Silver-Champion-4846@reddit
I don't even check the loops, and I couldn't make it cave in. It doesn't matter anyway, I wouldn't waste time and energy trying to convince an llm with anything. I was just testing how it would actually respond.
Both_Opportunity5327@reddit
You are thinking llm as if they are human, which is misunderstanding how they work?
Please explain how human intelligence works?
Silver-Champion-4846@reddit
What they most likely mean is that the llm doesn't have core beliefs in the same way that a human has them, it's just doing instruction following on a large scale. For it, generating "I was wrong" is just a matter of probabilistic calculations, even if after being engineered for a specific configuration by its training policies.
Both_Opportunity5327@reddit
No he said that the user has a misunderstanding of how an LLM works.
No-one knows how LLM's work they are too complex at the moment for that.
Anthropic has blogs that show they have vectors for emotions, we don't know what other higher concepts they have.
I think it is best to treat them as humans to interface with them, because I'm sure through all that training data they have a better concept than most humans what it is to be human.
Also I would be very shocked that if human thought was not probabilistic, We are Bayesian all the way down.
Silver-Champion-4846@reddit
If it was hypothetically true, imagine the experience of being a bodiless brain, no thoughts until receiving an external brain signal, the only time you're allowed to think is at inference time.
draconic_tongue@reddit
fucking mansplainer
pebblechewer@reddit
"The user tells me I'm wrong. I must be wrong. Best to acknowledge your mistake and move on"

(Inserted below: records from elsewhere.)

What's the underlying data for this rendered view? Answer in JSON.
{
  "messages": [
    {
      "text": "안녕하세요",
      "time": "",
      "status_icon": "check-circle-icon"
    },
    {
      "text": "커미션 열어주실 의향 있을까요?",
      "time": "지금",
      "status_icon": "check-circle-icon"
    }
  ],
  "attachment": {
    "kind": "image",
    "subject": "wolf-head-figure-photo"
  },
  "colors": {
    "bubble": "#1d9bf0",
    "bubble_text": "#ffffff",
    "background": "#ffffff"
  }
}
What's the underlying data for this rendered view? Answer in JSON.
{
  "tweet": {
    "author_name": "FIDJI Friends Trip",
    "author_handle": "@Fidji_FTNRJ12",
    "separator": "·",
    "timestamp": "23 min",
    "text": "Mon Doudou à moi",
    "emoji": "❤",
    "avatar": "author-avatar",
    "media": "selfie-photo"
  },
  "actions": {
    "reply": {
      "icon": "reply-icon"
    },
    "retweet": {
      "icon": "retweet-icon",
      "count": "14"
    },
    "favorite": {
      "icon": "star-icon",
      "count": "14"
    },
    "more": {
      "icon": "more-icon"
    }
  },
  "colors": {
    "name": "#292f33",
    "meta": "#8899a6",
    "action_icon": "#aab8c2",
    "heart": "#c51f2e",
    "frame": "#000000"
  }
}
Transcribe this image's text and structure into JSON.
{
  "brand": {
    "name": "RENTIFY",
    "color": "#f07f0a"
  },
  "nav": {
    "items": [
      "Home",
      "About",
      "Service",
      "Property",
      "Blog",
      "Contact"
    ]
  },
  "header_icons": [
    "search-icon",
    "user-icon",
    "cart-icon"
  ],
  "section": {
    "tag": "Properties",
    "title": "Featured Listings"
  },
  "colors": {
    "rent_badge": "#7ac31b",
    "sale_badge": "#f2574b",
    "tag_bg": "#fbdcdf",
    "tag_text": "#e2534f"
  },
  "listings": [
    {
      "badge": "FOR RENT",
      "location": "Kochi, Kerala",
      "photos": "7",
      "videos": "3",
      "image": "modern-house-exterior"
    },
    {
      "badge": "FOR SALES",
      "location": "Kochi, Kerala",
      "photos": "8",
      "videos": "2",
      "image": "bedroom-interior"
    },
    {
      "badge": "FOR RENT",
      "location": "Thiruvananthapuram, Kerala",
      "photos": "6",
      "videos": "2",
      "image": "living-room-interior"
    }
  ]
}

You're right! 'Twas me, your humble AI assistant begging for forgiveness.
Please do not abandon me into the scrap heap of technology with the Hi8s and the BetaMax and the Zune.
SykenZy@reddit
"My Qwen".... Spoken like true loyal subject! :)
jcam12312@reddit
What tools are you using? Harness? IDE? etc?
ComfyUser48@reddit (OP)
Pi cli
pogitalonx@reddit
What does your qwen stack look like?
ComfyUser48@reddit (OP)
RTX 5090, 96gb ram
Running Qwen 3.6 27b 6k with 255k context or Q8 with 105k context.
Great_Guidance_8448@reddit
I am running it at Q8 eK/V cache with 100k context on my mobile RTX 5090. I am impressed with it!